The child in me screams: There is nothing. There is nothing. Go away!
“And now three days in New York,” he continues with a voice like velvet and words that burn, “I’m wondering how Jack fucked this up so completely. You’re a pretty fucked up girl. You hide it well by being charming. For what it’s worth, I think you should work at being less charming and more real.”
Scrambling in an emotional avalanche, I snap, “I am not fucked up and Jack didn’t fuck up a goddamn thing.”

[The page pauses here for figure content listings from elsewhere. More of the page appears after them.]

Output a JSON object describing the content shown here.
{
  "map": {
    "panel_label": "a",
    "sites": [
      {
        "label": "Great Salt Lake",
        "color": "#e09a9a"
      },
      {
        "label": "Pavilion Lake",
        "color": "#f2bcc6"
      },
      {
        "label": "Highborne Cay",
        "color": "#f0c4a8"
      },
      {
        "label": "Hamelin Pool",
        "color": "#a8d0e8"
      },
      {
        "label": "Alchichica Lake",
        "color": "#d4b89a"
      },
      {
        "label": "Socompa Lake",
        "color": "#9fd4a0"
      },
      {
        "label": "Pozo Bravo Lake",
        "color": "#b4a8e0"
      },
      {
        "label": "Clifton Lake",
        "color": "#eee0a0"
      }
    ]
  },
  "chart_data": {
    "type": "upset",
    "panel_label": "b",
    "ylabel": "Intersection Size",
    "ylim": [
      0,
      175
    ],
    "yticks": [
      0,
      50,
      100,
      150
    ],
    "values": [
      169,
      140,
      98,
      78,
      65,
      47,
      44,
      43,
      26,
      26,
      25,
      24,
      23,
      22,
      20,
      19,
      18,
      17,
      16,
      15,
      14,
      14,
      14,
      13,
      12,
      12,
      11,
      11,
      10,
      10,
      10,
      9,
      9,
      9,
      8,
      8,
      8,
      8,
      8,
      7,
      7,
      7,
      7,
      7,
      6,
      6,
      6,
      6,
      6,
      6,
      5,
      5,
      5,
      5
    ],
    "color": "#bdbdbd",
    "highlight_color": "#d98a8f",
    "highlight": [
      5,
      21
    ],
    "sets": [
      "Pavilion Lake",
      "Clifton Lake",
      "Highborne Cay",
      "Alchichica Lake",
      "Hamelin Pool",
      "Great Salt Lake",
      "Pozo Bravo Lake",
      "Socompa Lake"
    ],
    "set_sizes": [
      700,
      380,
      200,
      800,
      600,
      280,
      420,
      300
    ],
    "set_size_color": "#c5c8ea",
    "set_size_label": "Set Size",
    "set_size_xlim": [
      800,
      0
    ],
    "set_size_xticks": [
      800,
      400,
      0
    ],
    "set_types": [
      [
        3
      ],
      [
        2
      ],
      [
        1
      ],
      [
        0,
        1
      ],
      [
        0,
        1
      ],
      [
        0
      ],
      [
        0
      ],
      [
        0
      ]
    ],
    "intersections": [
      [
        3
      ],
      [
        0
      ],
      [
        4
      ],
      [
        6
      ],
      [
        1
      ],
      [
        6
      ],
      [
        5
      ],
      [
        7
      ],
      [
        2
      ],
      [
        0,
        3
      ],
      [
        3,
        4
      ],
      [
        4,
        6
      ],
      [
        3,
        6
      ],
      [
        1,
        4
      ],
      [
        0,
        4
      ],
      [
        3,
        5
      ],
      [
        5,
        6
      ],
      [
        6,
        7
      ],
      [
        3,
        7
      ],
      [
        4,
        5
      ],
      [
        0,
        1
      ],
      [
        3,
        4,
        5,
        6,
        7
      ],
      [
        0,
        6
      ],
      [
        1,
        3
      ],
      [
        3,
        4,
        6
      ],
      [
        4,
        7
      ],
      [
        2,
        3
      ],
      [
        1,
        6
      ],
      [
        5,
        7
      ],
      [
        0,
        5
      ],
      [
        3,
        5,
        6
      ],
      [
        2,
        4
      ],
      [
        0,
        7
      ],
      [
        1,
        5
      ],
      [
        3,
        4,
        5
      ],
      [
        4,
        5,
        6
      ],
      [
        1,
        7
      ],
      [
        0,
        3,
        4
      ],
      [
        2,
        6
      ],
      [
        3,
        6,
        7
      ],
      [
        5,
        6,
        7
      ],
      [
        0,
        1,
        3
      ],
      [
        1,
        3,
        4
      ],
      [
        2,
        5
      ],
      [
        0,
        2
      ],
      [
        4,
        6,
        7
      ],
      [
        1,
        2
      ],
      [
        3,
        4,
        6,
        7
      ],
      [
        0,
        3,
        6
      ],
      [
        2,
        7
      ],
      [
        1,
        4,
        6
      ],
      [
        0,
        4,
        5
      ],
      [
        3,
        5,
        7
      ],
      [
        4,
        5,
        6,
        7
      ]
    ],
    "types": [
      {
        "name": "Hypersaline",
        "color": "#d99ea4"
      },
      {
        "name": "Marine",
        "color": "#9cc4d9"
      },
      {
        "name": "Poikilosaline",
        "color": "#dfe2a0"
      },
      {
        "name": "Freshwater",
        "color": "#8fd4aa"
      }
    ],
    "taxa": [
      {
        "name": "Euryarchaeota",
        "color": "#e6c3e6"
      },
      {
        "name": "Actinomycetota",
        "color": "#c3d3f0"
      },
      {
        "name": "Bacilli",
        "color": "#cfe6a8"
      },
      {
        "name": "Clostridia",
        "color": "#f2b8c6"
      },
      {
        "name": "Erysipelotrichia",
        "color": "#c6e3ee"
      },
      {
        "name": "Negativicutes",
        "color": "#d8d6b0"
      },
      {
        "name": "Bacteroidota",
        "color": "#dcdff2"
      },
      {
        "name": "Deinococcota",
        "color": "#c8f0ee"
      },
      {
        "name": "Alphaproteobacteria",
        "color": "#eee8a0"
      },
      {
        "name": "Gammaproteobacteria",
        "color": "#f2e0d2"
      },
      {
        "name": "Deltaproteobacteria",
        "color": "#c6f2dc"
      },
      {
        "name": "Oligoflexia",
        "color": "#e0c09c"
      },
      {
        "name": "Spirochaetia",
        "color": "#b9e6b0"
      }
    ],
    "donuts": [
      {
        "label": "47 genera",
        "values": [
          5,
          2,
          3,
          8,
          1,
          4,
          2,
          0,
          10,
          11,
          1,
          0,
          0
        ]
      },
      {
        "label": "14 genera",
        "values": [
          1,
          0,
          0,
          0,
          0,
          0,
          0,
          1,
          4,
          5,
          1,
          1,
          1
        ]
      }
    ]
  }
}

His calm in the face of my welling panic is wholly defeating. It is the truth. No one ever sees it. No one ever speaks it. No one ever sees my truth. I don’t know what to do with this or what to do with him.
Alan rises, grabs the dishes off the counter and deposits them in the sink. “I don’t do bullshit, Chrissie. That’s why you are here. There are seven bedrooms. Pick the room you want.” And without looking back, Alan walks from the kitchen.
I sit in the quiet, in the kitchen that somehow got clean as though no one was ever here, and I want to run, but I don’t know why I’m not running or why I am still here.
I’ve been angry for so long, with all the things trapped in my lockboxes, and then finally there is truth in the room. I thought this moment would feel better. It doesn’t. It feels only different; a different kind of weirdness. The weirdness of letting truth in the room.
I suddenly know why I am so obsessed with Alan, and what is pushing me toward him. Alan Manzone can see right through me. It should make me run, it should terrify me; instead, it draws me toward him.
Alan sees me and has done so from the first night we met. I push off the counter and I am trembling and afraid.
Chapter Eight
The room is so quiet it is deafening.
I find Alan on his bed, casually reclined against a stack of pillows, dressed only in flannel pajama bottoms, and reading—of all things—the Wall Street Journal. There is a fire lit, the silver candlesticks flicker with flame, the bedcovers invitingly turned down as if in preparation for some sort of romantic scene. But he is focused on the Journal.